Thronrede anlässlich der Eröffnung des Landtages am 21. FEBRUAR 2008


Heute feiern wir die erste Landtagseröffnung im neuen Landtagsgebäude, gleichzeitig aber auch die letzte in dieser Legislaturperiode. In den vergangenen drei Jahren wurde vieles geleistet. Die Regierung und die Verwaltung haben wieder umfangreiche Reformentwürfe ausgearbeitet, mit denen Sie sich bald befassen werden. Ich hoffe, dass auch das vor uns stehende Jahr kein Jahr des Wahlkampfs, sondern ein Jahr der Reformen sein wird.

Ein wichtiger Teil der Reformvorschläge betrifft unseren Finanzplatz. Zwar hat der Finanzplatz in den letzten Jahren schon einen beträchtlichen Reformschub erlebt, ein weiterer Reformschub wird aber nötig sein, wenn wir die Wettbewerbsfähigkeit des Finanzplatzes in Zukunft nicht nur sichern, sondern auch erhöhen wollen. Einerseits haben andere Standorte durch das Schaffen neuer, attraktiver Rahmenbedingungen aufgeholt, andererseits ist der internationale Druck auf Standorte, die einen hohen Schutz der Privatsphäre kennen, gestiegen.
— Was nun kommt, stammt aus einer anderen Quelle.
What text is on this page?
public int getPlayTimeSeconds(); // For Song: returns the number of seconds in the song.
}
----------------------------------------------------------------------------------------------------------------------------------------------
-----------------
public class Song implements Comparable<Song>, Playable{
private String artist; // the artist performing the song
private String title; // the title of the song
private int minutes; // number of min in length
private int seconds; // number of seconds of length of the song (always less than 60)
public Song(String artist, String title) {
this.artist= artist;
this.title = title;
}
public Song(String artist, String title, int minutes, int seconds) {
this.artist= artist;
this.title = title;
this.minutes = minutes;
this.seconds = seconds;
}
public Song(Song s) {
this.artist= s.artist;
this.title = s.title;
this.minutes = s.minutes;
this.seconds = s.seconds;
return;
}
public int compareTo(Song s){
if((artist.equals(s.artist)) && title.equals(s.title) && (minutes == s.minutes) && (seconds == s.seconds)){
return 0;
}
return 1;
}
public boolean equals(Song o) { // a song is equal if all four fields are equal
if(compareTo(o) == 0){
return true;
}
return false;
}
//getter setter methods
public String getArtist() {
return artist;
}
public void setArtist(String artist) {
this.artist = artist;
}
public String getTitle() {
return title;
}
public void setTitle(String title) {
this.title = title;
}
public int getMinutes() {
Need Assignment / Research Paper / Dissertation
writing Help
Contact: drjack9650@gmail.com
In den letzten Jahren mussten wir – ausgehend von der Finanzplatzkrise der Jahre 1999 und 2000 – vor allem re-aktiv handeln und Versäumtes nachholen. Besonders die Aufsicht über den Finanzplatz war nicht ausreichend mit den Finanzunternehmen mitgewachsen bzw. nicht mit genügend ausgebildeten Spezialisten besetzt. Innerhalb von kurzer Zeit haben wir nicht nur Gerichte, Staatsanwaltschaft und Polizei wesentlich verstärkt, sondern auch eine FIU und eine voll integrierte Finanzmarkaufsicht geschaffen. Dies sowie die zusätzlichen gesetzlichen Verbesserungen sind auch im Ausland positiv gewürdigt worden, insbesondere die schnelle Umsetzung der verschiedenen Massnahmen.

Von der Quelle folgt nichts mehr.